The previous method solely removes user decisions without triggering the match rules to run again.

To force the entire matching process to replay, follow these steps:

  1. Reset user decisions, as described in the previous method.

  2. Reload the data to re-match into the SD table.

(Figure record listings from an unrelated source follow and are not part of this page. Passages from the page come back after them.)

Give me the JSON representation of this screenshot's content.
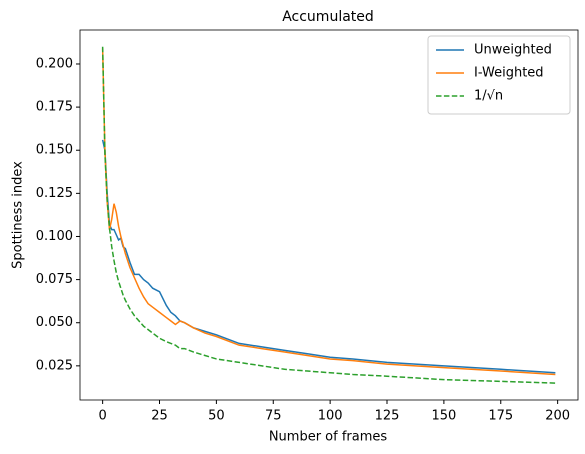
{
  "chart_data": {
    "type": "line",
    "title": "Accumulated",
    "x_label": "Number of frames",
    "y_label": "Spottiness index",
    "x": [
      0,
      1,
      2,
      3,
      4,
      5,
      6,
      7,
      8,
      9,
      10,
      12,
      14,
      16,
      18,
      20,
      22,
      25,
      28,
      30,
      32,
      34,
      36,
      40,
      45,
      50,
      60,
      70,
      80,
      90,
      100,
      110,
      125,
      150,
      175,
      199
    ],
    "series": [
      {
        "name": "Unweighted",
        "color": "#1f77b4",
        "linestyle": "solid",
        "values": [
          0.156,
          0.15,
          0.125,
          0.107,
          0.104,
          0.104,
          0.101,
          0.098,
          0.099,
          0.094,
          0.093,
          0.085,
          0.078,
          0.078,
          0.075,
          0.073,
          0.07,
          0.068,
          0.06,
          0.056,
          0.054,
          0.051,
          0.05,
          0.047,
          0.045,
          0.043,
          0.038,
          0.036,
          0.034,
          0.032,
          0.03,
          0.029,
          0.027,
          0.025,
          0.023,
          0.021
        ]
      },
      {
        "name": "I-Weighted",
        "color": "#ff7f0e",
        "linestyle": "solid",
        "values": [
          0.209,
          0.15,
          0.12,
          0.104,
          0.11,
          0.119,
          0.114,
          0.106,
          0.1,
          0.095,
          0.09,
          0.082,
          0.076,
          0.07,
          0.065,
          0.061,
          0.059,
          0.056,
          0.053,
          0.051,
          0.049,
          0.051,
          0.05,
          0.047,
          0.044,
          0.042,
          0.037,
          0.035,
          0.033,
          0.031,
          0.029,
          0.028,
          0.026,
          0.024,
          0.022,
          0.02
        ]
      },
      {
        "name": "1/√n",
        "color": "#2ca02c",
        "linestyle": "dashed",
        "values": [
          0.21,
          0.148,
          0.121,
          0.105,
          0.094,
          0.086,
          0.079,
          0.074,
          0.07,
          0.066,
          0.063,
          0.058,
          0.054,
          0.051,
          0.048,
          0.046,
          0.044,
          0.041,
          0.039,
          0.038,
          0.037,
          0.035,
          0.035,
          0.033,
          0.031,
          0.029,
          0.027,
          0.025,
          0.023,
          0.022,
          0.021,
          0.02,
          0.019,
          0.017,
          0.016,
          0.015
        ]
      }
    ],
    "xlim": [
      -9.95,
      208.95
    ],
    "xticks": [
      0,
      25,
      50,
      75,
      100,
      125,
      150,
      175,
      200
    ],
    "ylim": [
      0.0052,
      0.2197
    ],
    "yticks": [
      0.025,
      {
        "value": 0.05,
        "label": "0.050"
      },
      0.075,
      {
        "value": 0.1,
        "label": "0.100"
      },
      0.125,
      {
        "value": 0.15,
        "label": "0.150"
      },
      0.175,
      {
        "value": 0.2,
        "label": "0.200"
      }
    ],
    "legend": "upper right"
  }
}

Example 6. Replaying the matching process
-- Remove user decisions
INSERT INTO UM_CUSTOMER (
	B_LOADID,
	B_SOURCEID,
	B_PUBID,
	B_CLASSNAME
)
SELECT
	vLoad_id,
	B_SOURCEID,
	B_PUBID,
	'Customer'
FROM MI_CUSTOMER
-- Add a clause to filter the records to re-process below
-- WHERE MI_CUSTOMER.CUSTOMER_ID = ??
;

-- Reload data from the latest master record values
INSERT into SD_CUSTOMER (
    B_LOADID,
    B_PUBID,
    B_SOURCEID,
    B_CLASSNAME,
	-- Data fields are below
    CUSTOMER_NAME,
    TOTAL_REVENUE
	...
)
SELECT
	vLoad_id,
	B_PUBID,
	B_SOURCEID
	-- Data fields are below
    CUSTOMER_NAME,
    TOTAL_REVENUE
	...
FROM MI_CUSTOMER
-- Add a clause to filter the records to re-process below
-- WHERE MI_CUSTOMER.CUSTOMER_ID = ??
;

COMMIT;